The Atlantic Club Casino Hotel says PokerStars is playing the victim after the termination of its deal to buy the Atlantic City gaming joint. The Atlantic Club’s owners, investment group Colony Capital LLC, filed papers on Monday in New Jersey Superior Court rebutting last week’s filing by Stars’ parent outfit Rational Group, which claimed the Atlantic Club had contravened New Jersey gaming regulations re closing dates for such deals.

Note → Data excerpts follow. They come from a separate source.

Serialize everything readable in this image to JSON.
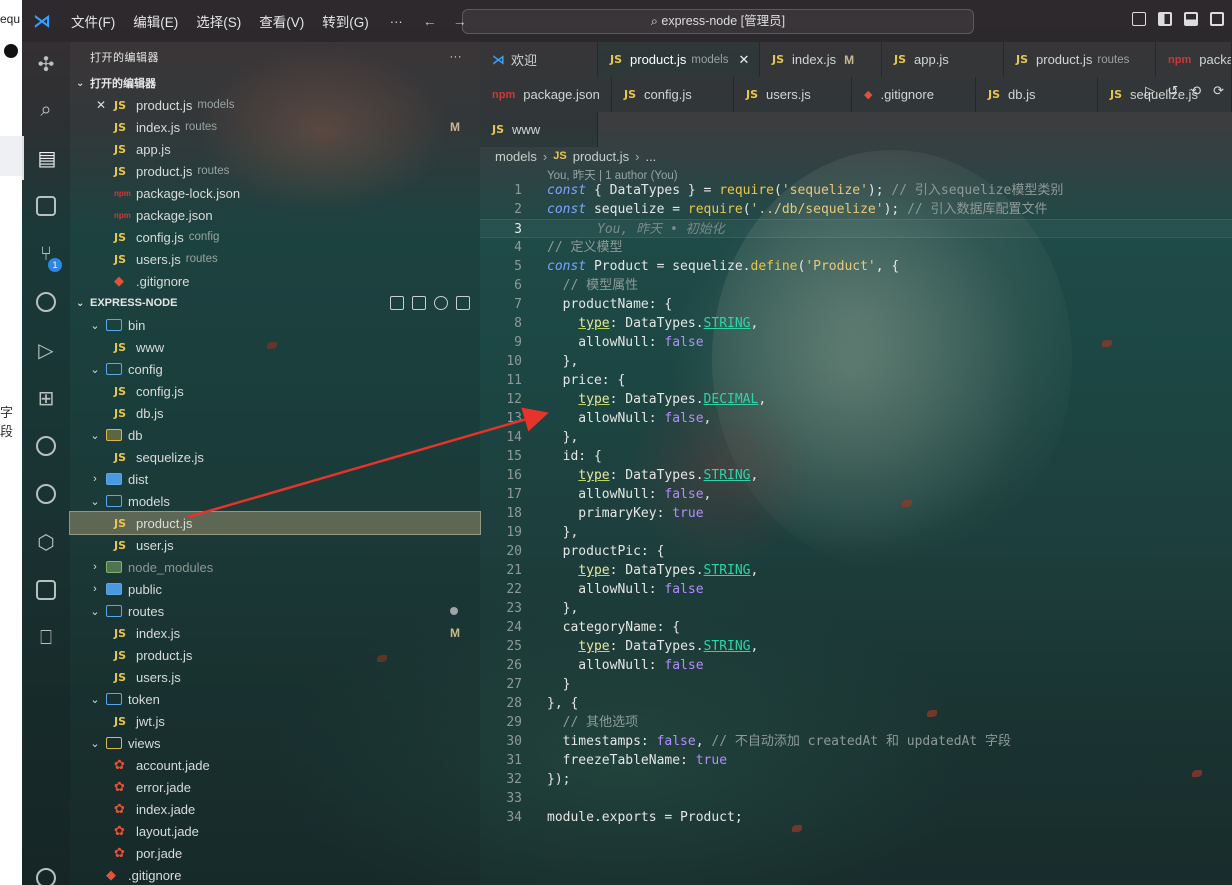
{
  "browser_strip": {
    "text_top": "equ",
    "text_mid": "字段"
  },
  "titlebar": {
    "menu": [
      "文件(F)",
      "编辑(E)",
      "选择(S)",
      "查看(V)",
      "转到(G)"
    ],
    "more": "···",
    "search": "express-node [管理员]"
  },
  "activity": {
    "source_control_badge": "1"
  },
  "sidebar": {
    "header": "打开的编辑器",
    "header_more": "···",
    "open_editors_title": "打开的编辑器",
    "open_editors": [
      {
        "icon": "JS",
        "name": "product.js",
        "desc": "models",
        "close": "✕",
        "mark": ""
      },
      {
        "icon": "JS",
        "name": "index.js",
        "desc": "routes",
        "close": "",
        "mark": "M"
      },
      {
        "icon": "JS",
        "name": "app.js",
        "desc": "",
        "close": "",
        "mark": ""
      },
      {
        "icon": "JS",
        "name": "product.js",
        "desc": "routes",
        "close": "",
        "mark": ""
      },
      {
        "icon": "npm",
        "name": "package-lock.json",
        "desc": "",
        "close": "",
        "mark": ""
      },
      {
        "icon": "npm",
        "name": "package.json",
        "desc": "",
        "close": "",
        "mark": ""
      },
      {
        "icon": "JS",
        "name": "config.js",
        "desc": "config",
        "close": "",
        "mark": ""
      },
      {
        "icon": "JS",
        "name": "users.js",
        "desc": "routes",
        "close": "",
        "mark": ""
      },
      {
        "icon": "git",
        "name": ".gitignore",
        "desc": "",
        "close": "",
        "mark": ""
      }
    ],
    "explorer_title": "EXPRESS-NODE",
    "tree": [
      {
        "type": "folder",
        "name": "bin",
        "depth": 1,
        "open": true,
        "style": "plain"
      },
      {
        "type": "file",
        "icon": "JS",
        "name": "www",
        "depth": 2
      },
      {
        "type": "folder",
        "name": "config",
        "depth": 1,
        "open": true,
        "style": "plain"
      },
      {
        "type": "file",
        "icon": "JS",
        "name": "config.js",
        "depth": 2
      },
      {
        "type": "file",
        "icon": "JS",
        "name": "db.js",
        "depth": 2
      },
      {
        "type": "folder",
        "name": "db",
        "depth": 1,
        "open": true,
        "style": "db"
      },
      {
        "type": "file",
        "icon": "JS",
        "name": "sequelize.js",
        "depth": 2
      },
      {
        "type": "folder",
        "name": "dist",
        "depth": 1,
        "open": false,
        "style": "fill"
      },
      {
        "type": "folder",
        "name": "models",
        "depth": 1,
        "open": true,
        "style": "plain"
      },
      {
        "type": "file",
        "icon": "JS",
        "name": "product.js",
        "depth": 2,
        "selected": true
      },
      {
        "type": "file",
        "icon": "JS",
        "name": "user.js",
        "depth": 2
      },
      {
        "type": "folder",
        "name": "node_modules",
        "depth": 1,
        "open": false,
        "style": "nm",
        "muted": true
      },
      {
        "type": "folder",
        "name": "public",
        "depth": 1,
        "open": false,
        "style": "fill"
      },
      {
        "type": "folder",
        "name": "routes",
        "depth": 1,
        "open": true,
        "style": "plain",
        "dot": true
      },
      {
        "type": "file",
        "icon": "JS",
        "name": "index.js",
        "depth": 2,
        "mark": "M"
      },
      {
        "type": "file",
        "icon": "JS",
        "name": "product.js",
        "depth": 2
      },
      {
        "type": "file",
        "icon": "JS",
        "name": "users.js",
        "depth": 2
      },
      {
        "type": "folder",
        "name": "token",
        "depth": 1,
        "open": true,
        "style": "plain"
      },
      {
        "type": "file",
        "icon": "JS",
        "name": "jwt.js",
        "depth": 2
      },
      {
        "type": "folder",
        "name": "views",
        "depth": 1,
        "open": true,
        "style": "views"
      },
      {
        "type": "file",
        "icon": "jade",
        "name": "account.jade",
        "depth": 2
      },
      {
        "type": "file",
        "icon": "jade",
        "name": "error.jade",
        "depth": 2
      },
      {
        "type": "file",
        "icon": "jade",
        "name": "index.jade",
        "depth": 2
      },
      {
        "type": "file",
        "icon": "jade",
        "name": "layout.jade",
        "depth": 2
      },
      {
        "type": "file",
        "icon": "jade",
        "name": "por.jade",
        "depth": 2
      },
      {
        "type": "file",
        "icon": "git",
        "name": ".gitignore",
        "depth": 1
      }
    ]
  },
  "tabs": {
    "row1": [
      {
        "icon": "vs",
        "label": "欢迎",
        "desc": "",
        "mark": "",
        "active": false
      },
      {
        "icon": "JS",
        "label": "product.js",
        "desc": "models",
        "mark": "",
        "close": "✕",
        "active": true
      },
      {
        "icon": "JS",
        "label": "index.js",
        "desc": "",
        "mark": "M",
        "active": false
      },
      {
        "icon": "JS",
        "label": "app.js",
        "desc": "",
        "mark": "",
        "active": false
      },
      {
        "icon": "JS",
        "label": "product.js",
        "desc": "routes",
        "mark": "",
        "active": false
      },
      {
        "icon": "npm",
        "label": "package",
        "desc": "",
        "mark": "",
        "active": false
      }
    ],
    "row2": [
      {
        "icon": "npm",
        "label": "package.json"
      },
      {
        "icon": "JS",
        "label": "config.js"
      },
      {
        "icon": "JS",
        "label": "users.js"
      },
      {
        "icon": "git",
        "label": ".gitignore"
      },
      {
        "icon": "JS",
        "label": "db.js"
      },
      {
        "icon": "JS",
        "label": "sequelize.js"
      }
    ],
    "row3": [
      {
        "icon": "JS",
        "label": "www"
      }
    ]
  },
  "breadcrumb": {
    "folder": "models",
    "file": "product.js",
    "rest": "..."
  },
  "codelens": "You, 昨天 | 1 author (You)",
  "code": {
    "current_line": 3,
    "blame": "You, 昨天 • 初始化",
    "lines": [
      "const { DataTypes } = require('sequelize'); // 引入sequelize模型类别",
      "const sequelize = require('../db/sequelize'); // 引入数据库配置文件",
      "",
      "// 定义模型",
      "const Product = sequelize.define('Product', {",
      "  // 模型属性",
      "  productName: {",
      "    type: DataTypes.STRING,",
      "    allowNull: false",
      "  },",
      "  price: {",
      "    type: DataTypes.DECIMAL,",
      "    allowNull: false,",
      "  },",
      "  id: {",
      "    type: DataTypes.STRING,",
      "    allowNull: false,",
      "    primaryKey: true",
      "  },",
      "  productPic: {",
      "    type: DataTypes.STRING,",
      "    allowNull: false",
      "  },",
      "  categoryName: {",
      "    type: DataTypes.STRING,",
      "    allowNull: false",
      "  }",
      "}, {",
      "  // 其他选项",
      "  timestamps: false, // 不自动添加 createdAt 和 updatedAt 字段",
      "  freezeTableName: true",
      "});",
      "",
      "module.exports = Product;"
    ]
  },
  "colors": {
    "accent": "#3aa0ff",
    "arrow": "#e8322a",
    "js": "#e8c84a"
  }
}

Stars made its deal to buy the struggling Atlantic Club in November 2012, but the Division of Gaming Enforcement didn’t deem Stars’ interim casino license application complete until April 10, just 16 days before the deal’s expiry date. State regulations require a closing date no earlier than 120 days after regulators officially start processing the application, so Stars says the Atlantic Club has to wait until early August for the deal to expire. Stars sought and received a temporary restraining order (TRO) preventing Colony Capital from shopping the casino to any other buyer.
SHOCKED… SHOCKED!
The full text of Monday’s filing has yet to surface online, but Northjersey.com’s John Brennan ((@BergenBrennan) has been providing updates. Colony Capital say Stars is attempting to mislead the Court by confusing ‘closing date’ with ‘termination date.’ Colony Capital claims the two are quite independent of each other, and it has every right to observe the latter, as allegedly specified in the deal paperwork. Colony Capital says that in addition to doing “a disservice to the Court” by equating closing with termination, Stars are playing the “innocent victims of regulatory red tape,” a portrayal “as wrong as their legal arguments.”
Legal arguments aside, Colony Capital needs to be called out for offering up the howler that they apparently weren’t aware that Stars had prior legal difficulties in the United States. Atlantic Club CFO Eric Matejevich is described as “not fully aware of the extent of the criminal problems” faced by Stars’ founder Isai Scheinberg as a result of the Black Friday indictments. Matejevich apparently was scandalized to learn that Scheinberg and fellow exec Paul Tate “were fugitives from the American courts.”
As part of Stars’ $731m settlement with the US Department of Justice on the Black Friday civil charges, Scheinberg was barred from taking an active role in Stars’ affairs. Matejevich claims Scheinberg called him on the day Stars learned Colony Capital were backing out of the deal. From this, Matejevich concluded that Scheinberg “was fully involved in, and conversant with” details of the sale process. Matejevich also says Scheinberg was getting updates “on a real time basis” regarding Stars’ license bid, which Scheinberg told him stood a “90% chance” of being approved.
RELEASE THE CASINO-SHAPED KRAKEN
Right around the time the American Gaming Association made its unprecedented petition against Stars’ license bid, Colony Capital claim “significant information emerged publicly” that some of Stars’ management “were associated with serious criminal activities more extensive and unresolved than previously disclosed.”
With Stars’ allegedly soiled undies thus exposed, Colony Capital aren’t optimistic that Stars’ license will be approved, and they want the TRO lifted so they can put the casino up for bids in what they consider a seller’s market. New Jersey’s online gambling market has a launch date of November 2013 and Colony Capital says that if it misses making a deal during “the critical summer season,” there won’t be enough time to do another deal before the online market opens.
Colony Capital argue that lifting the TRO would cause Stars less “relevant hardship” than the Atlantic Club would suffer if the TRO remained in place. They also argue that Stars failed to demonstrate that cancellation of the deal would cause them irreparable harm that “cannot be addressed adequately by monetary damages.” Besides, Colony Capital believes Stars’ legal arguments are ugly and their mama dresses them funny.
Just one more thing: Colony Capital has no intention of returning the $11m the casino already received from Stars since the deal was signed late last year, as “that was the risk [Stars] took for the opportunity of being at the forefront of online gaming.” The warring parties are due to face off in front of a Superior Court judge on Friday, May 17.